Merkel verkündet weitere Lockerungen auf der Pressekonferenz am 30. April. (Kay Nietfeld/pool via AP)

Wie bereits vor zwei Wochen, als die Bundesregierung die ersten Lockerungen beschloss, verband Merkel ihre Ankündigungen mit Aufrufen zur „Vorsicht“ und gelobte, alles dafür zu tun, „dass es keinen Rückfall gibt“. Die Öffnungspolitik rechtfertigte sie mit der Behauptung: „Wir haben es geschafft, die Ausbreitung des Virus zu verringern“.
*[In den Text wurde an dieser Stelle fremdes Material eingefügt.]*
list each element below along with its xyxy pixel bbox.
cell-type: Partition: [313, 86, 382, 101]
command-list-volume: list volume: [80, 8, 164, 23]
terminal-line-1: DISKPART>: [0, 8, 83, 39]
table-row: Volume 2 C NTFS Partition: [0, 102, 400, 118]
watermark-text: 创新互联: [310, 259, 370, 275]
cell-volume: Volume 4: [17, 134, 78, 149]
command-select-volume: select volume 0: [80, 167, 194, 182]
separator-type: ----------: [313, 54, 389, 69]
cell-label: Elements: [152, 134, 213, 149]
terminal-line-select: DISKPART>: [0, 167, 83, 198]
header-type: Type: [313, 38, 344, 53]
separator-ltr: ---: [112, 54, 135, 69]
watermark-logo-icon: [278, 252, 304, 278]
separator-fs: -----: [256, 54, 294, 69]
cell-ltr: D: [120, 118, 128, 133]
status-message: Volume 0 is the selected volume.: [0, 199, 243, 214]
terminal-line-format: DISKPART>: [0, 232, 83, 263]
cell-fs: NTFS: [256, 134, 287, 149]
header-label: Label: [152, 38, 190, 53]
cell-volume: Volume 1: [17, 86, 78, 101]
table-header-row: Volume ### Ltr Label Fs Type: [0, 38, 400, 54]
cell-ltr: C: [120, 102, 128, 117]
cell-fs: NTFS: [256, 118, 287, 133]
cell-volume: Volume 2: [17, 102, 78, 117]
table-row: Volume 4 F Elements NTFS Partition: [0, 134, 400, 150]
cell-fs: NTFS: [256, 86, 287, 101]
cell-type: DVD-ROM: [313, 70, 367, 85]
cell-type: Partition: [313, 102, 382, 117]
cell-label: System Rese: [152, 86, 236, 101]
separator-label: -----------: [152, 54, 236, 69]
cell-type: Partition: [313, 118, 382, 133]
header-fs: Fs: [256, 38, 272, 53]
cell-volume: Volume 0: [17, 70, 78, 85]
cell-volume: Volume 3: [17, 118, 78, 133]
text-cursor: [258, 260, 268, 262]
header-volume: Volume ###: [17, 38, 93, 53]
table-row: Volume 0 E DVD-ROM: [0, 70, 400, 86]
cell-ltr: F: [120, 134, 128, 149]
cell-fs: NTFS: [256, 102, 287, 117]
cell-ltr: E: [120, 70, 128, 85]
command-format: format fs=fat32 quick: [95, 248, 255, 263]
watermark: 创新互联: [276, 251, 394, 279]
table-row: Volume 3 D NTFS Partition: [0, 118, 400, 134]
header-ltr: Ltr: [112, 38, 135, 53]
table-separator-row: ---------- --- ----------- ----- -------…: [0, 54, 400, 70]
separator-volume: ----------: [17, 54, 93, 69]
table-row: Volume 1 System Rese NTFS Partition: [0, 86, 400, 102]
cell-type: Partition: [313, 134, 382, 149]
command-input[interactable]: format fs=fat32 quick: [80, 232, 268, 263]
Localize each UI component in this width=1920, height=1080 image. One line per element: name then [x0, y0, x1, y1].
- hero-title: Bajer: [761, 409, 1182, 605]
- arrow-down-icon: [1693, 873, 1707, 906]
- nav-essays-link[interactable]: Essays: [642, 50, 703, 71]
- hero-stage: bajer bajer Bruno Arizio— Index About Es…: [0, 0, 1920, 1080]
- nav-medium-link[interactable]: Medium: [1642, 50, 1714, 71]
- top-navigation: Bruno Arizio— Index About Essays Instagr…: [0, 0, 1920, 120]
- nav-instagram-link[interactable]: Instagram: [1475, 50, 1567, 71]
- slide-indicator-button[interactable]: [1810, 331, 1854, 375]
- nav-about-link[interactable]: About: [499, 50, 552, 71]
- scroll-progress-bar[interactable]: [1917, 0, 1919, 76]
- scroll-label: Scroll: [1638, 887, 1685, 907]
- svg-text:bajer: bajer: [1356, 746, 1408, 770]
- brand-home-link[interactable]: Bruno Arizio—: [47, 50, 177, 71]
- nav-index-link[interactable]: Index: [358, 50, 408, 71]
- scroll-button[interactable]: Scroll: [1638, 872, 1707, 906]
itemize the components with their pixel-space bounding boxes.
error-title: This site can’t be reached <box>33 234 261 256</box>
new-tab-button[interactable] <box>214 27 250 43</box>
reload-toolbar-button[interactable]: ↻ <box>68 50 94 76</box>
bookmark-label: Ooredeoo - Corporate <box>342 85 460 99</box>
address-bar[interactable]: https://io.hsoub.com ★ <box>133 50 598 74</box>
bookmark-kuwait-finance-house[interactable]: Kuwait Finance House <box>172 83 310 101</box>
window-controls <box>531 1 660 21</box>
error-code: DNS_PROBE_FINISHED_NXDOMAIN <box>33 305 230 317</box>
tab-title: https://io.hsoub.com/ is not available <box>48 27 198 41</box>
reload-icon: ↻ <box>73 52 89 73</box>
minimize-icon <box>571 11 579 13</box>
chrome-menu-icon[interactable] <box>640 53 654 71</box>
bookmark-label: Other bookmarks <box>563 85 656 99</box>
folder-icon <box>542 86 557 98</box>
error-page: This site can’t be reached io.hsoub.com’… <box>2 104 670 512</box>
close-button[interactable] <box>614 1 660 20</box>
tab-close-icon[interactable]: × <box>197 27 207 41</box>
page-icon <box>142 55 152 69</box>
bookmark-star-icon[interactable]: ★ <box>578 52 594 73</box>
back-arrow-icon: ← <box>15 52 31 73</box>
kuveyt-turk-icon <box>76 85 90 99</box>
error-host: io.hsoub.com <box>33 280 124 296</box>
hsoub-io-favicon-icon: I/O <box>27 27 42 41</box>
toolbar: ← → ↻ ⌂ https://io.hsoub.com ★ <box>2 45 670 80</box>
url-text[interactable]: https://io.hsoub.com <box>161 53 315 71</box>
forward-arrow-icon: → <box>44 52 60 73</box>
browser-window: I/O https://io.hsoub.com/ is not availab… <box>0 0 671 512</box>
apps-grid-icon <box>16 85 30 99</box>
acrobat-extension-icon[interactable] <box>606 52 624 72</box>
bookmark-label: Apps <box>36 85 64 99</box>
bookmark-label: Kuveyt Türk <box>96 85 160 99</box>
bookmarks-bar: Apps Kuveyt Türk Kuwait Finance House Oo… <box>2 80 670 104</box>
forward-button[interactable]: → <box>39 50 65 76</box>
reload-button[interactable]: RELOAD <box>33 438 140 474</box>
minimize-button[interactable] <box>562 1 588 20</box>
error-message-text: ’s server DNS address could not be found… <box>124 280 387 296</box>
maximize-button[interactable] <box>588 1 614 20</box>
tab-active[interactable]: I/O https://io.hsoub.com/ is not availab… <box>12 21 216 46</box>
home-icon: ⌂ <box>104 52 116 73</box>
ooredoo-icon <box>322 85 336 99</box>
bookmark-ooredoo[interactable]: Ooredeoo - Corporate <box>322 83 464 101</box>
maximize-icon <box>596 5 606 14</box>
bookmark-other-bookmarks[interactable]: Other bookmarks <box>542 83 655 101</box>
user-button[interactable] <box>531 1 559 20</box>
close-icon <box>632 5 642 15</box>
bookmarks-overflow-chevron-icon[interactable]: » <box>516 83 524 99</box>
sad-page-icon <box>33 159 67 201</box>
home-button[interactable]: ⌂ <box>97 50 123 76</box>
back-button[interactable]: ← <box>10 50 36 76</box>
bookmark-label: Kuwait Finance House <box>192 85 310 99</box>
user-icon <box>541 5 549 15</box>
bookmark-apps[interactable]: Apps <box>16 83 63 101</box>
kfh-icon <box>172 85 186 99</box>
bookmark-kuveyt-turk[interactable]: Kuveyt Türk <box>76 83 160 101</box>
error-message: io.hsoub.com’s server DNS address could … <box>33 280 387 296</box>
Das ist nichts als Propaganda. Tatsächlich breitet sich die Pandemie auf der ganzen Welt weiter aus und auch in Deutschland erhöht sich die Zahl der Infektionen und Toten täglich. Am gestrigen Donnerstag stieg die Zahl der gemeldeten Toten über 6500 und die Zahl der Gesamtinfektionen auf mehr als 162.000. Das ist weltweit der sechsthöchste Wert, hinter den USA (1.095.023 Infizierte/63.856 Tote), Spanien (239.639/24.543), Italien (205.463/27.967), Großbritannien (171.253/26.771) und Frankreich (167.178/24.376).

Wenige Stunden vor den Ankündigungen der Bundesregierung musste der Präsident des regierungsnahen Robert-Koch-Instituts (RKI), Lothar Wieler, auf einer Pressekonferenz zugeben, dass die Zahl der Corona-Toten steigt. „Wir sehen, dass die Übersterblichkeit steigt in Deutschland“, sagte er. Man gehe sogar „davon aus, dass mehr Menschen“ an Covid-19 „gestorben sind, als eigentlich gemeldet“.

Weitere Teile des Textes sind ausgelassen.